On Wednesday May 31st, 2023, at 12:55 GMT we deployed a minor version to one of our services. Shortly after at 12:56 GMT, Frontegg’s US monitoring system started sending alerts for an authentication service which was not performing as expected, and the team immediately began investigating the issue.
At 13:01 GMT we started getting alerts from Frontegg’s EU monitoring as well regarding the same service, shortly after, we started to get complaints from customers.
At 13:04 GMT, 8 min after we started getting the alerts the team concluded that it was sourced by a recent change that was deployed. As part of the change, there was a database migration for one of our primary services. However, the migration job didn't run due to an edge race condition in our CD infrastructure, causing the service to remain in a schema mismatch state.

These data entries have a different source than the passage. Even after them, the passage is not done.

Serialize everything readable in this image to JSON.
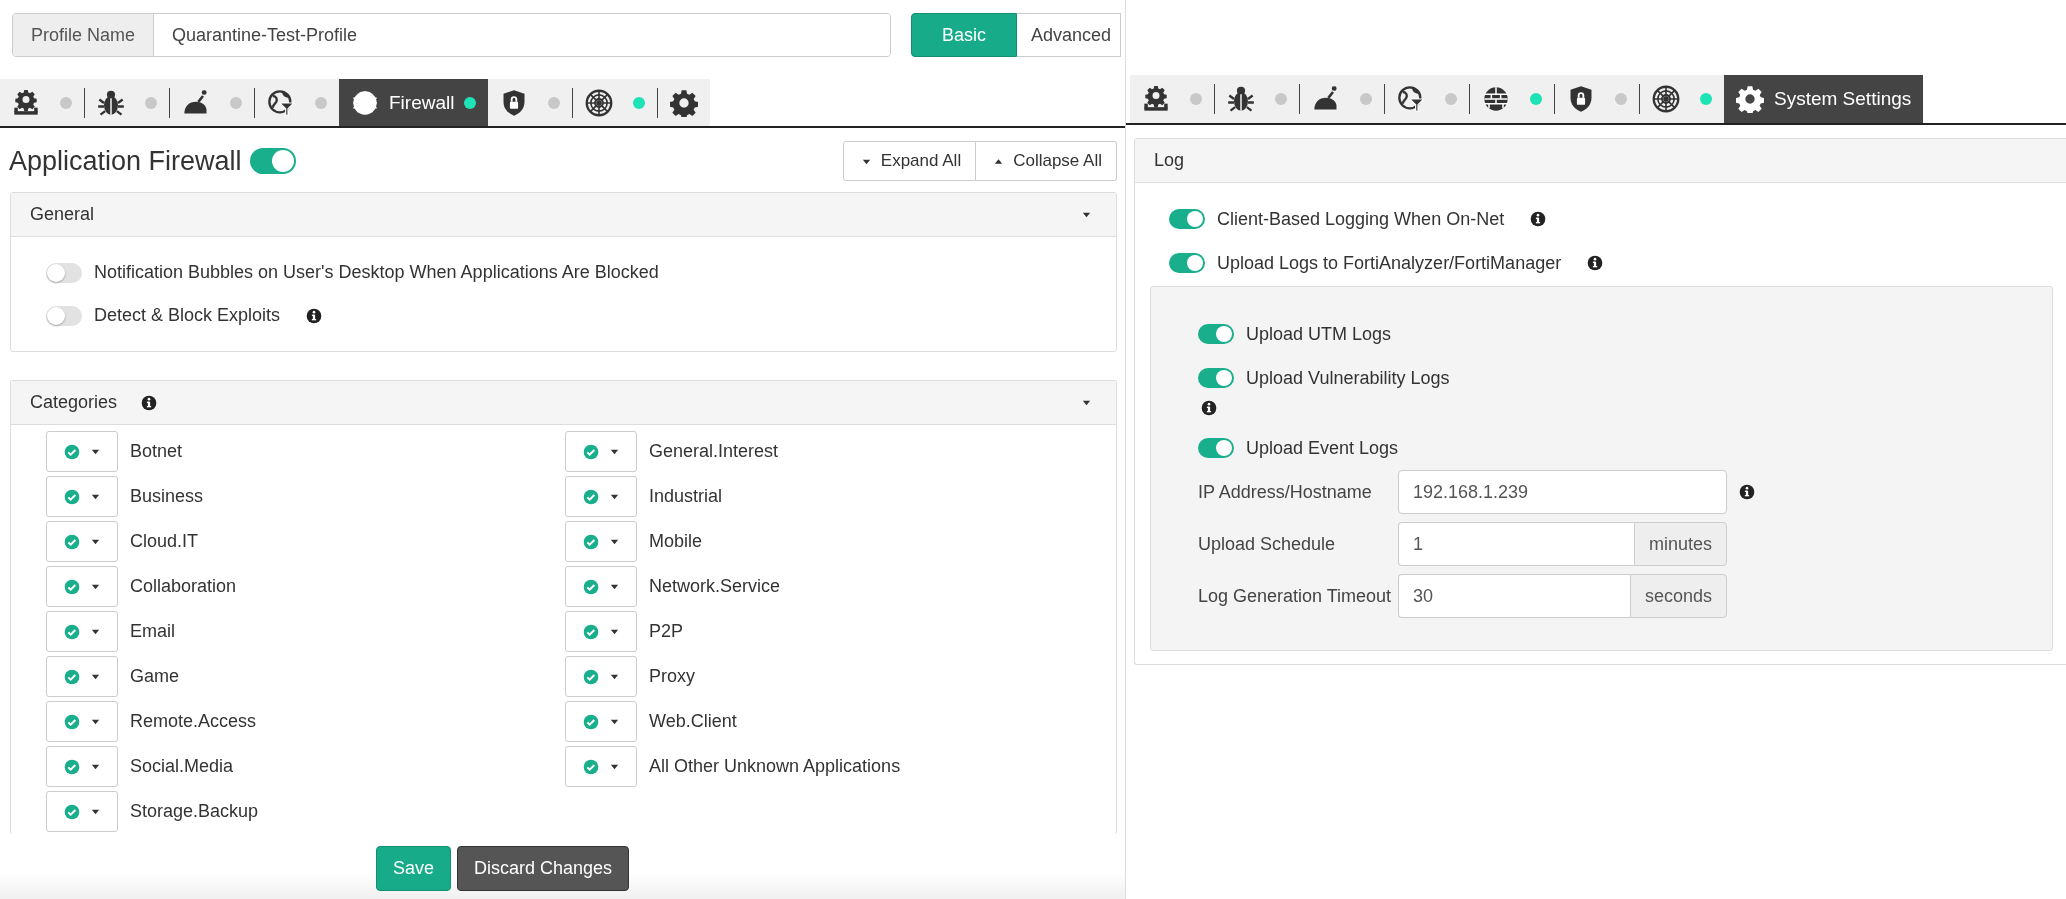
{
  "left": {
    "profile": {
      "label": "Profile Name",
      "value": "Quarantine-Test-Profile"
    },
    "modes": [
      {
        "label": "Basic",
        "selected": true
      },
      {
        "label": "Advanced",
        "selected": false
      }
    ],
    "tabs": [
      {
        "selected": false,
        "active": false
      },
      {
        "selected": false,
        "active": false
      },
      {
        "selected": false,
        "active": false
      },
      {
        "selected": false,
        "active": false
      },
      {
        "label": "Firewall",
        "selected": true,
        "active": true
      },
      {
        "selected": false,
        "active": false
      },
      {
        "selected": false,
        "active": true
      },
      {
        "selected": false
      }
    ],
    "heading": {
      "title": "Application Firewall",
      "on": true
    },
    "expand_buttons": [
      "Expand All",
      "Collapse All"
    ],
    "general": {
      "title": "General",
      "items": [
        {
          "label": "Notification Bubbles on User's Desktop When Applications Are Blocked",
          "on": false,
          "info": false
        },
        {
          "label": "Detect & Block Exploits",
          "on": false,
          "info": true
        }
      ]
    },
    "categories": {
      "title": "Categories",
      "columns": [
        [
          {
            "label": "Botnet",
            "checked": true
          },
          {
            "label": "Business",
            "checked": true
          },
          {
            "label": "Cloud.IT",
            "checked": true
          },
          {
            "label": "Collaboration",
            "checked": true
          },
          {
            "label": "Email",
            "checked": true
          },
          {
            "label": "Game",
            "checked": true
          },
          {
            "label": "Remote.Access",
            "checked": true
          },
          {
            "label": "Social.Media",
            "checked": true
          },
          {
            "label": "Storage.Backup",
            "checked": true
          }
        ],
        [
          {
            "label": "General.Interest",
            "checked": true
          },
          {
            "label": "Industrial",
            "checked": true
          },
          {
            "label": "Mobile",
            "checked": true
          },
          {
            "label": "Network.Service",
            "checked": true
          },
          {
            "label": "P2P",
            "checked": true
          },
          {
            "label": "Proxy",
            "checked": true
          },
          {
            "label": "Web.Client",
            "checked": true
          },
          {
            "label": "All Other Unknown Applications",
            "checked": true
          }
        ]
      ]
    },
    "footer_buttons": [
      {
        "label": "Save",
        "kind": "primary"
      },
      {
        "label": "Discard Changes",
        "kind": "dark"
      }
    ]
  },
  "right": {
    "tabs": [
      {
        "selected": false,
        "active": false
      },
      {
        "selected": false,
        "active": false
      },
      {
        "selected": false,
        "active": false
      },
      {
        "selected": false,
        "active": false
      },
      {
        "selected": false,
        "active": true
      },
      {
        "selected": false,
        "active": false
      },
      {
        "selected": false,
        "active": true
      },
      {
        "label": "System Settings",
        "selected": true
      }
    ],
    "log": {
      "title": "Log",
      "toggles": [
        {
          "label": "Client-Based Logging When On-Net",
          "on": true,
          "info": true
        },
        {
          "label": "Upload Logs to FortiAnalyzer/FortiManager",
          "on": true,
          "info": true
        }
      ],
      "upload": {
        "toggles": [
          {
            "label": "Upload UTM Logs",
            "on": true,
            "info": false
          },
          {
            "label": "Upload Vulnerability Logs",
            "on": true,
            "info": true
          },
          {
            "label": "Upload Event Logs",
            "on": true,
            "info": false
          }
        ],
        "fields": [
          {
            "label": "IP Address/Hostname",
            "value": "192.168.1.239",
            "info": true
          },
          {
            "label": "Upload Schedule",
            "value": "1",
            "unit": "minutes",
            "info": false
          },
          {
            "label": "Log Generation Timeout",
            "value": "30",
            "unit": "seconds",
            "info": false
          }
        ]
      }
    }
  }
}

At this point we immediately started a rollback process for both EU & US regions that was completed by 13:16 GMT. Once the rollback completed, we noticed that our services are working as expected again and customers also reported that they were no longer experiencing issues.
Most requests to customers’ custom Frontegg domains resulted in 401/404 responses or inability to authenticate.
For the EU region - between 12:59 to 13:16 GMT time.For the US region - between 12:56 to 13:14 GMT time
Following the monitoring alerts the incident response team immediately identified the potential corrupted service and started rollback procedure with the previous successful deployment.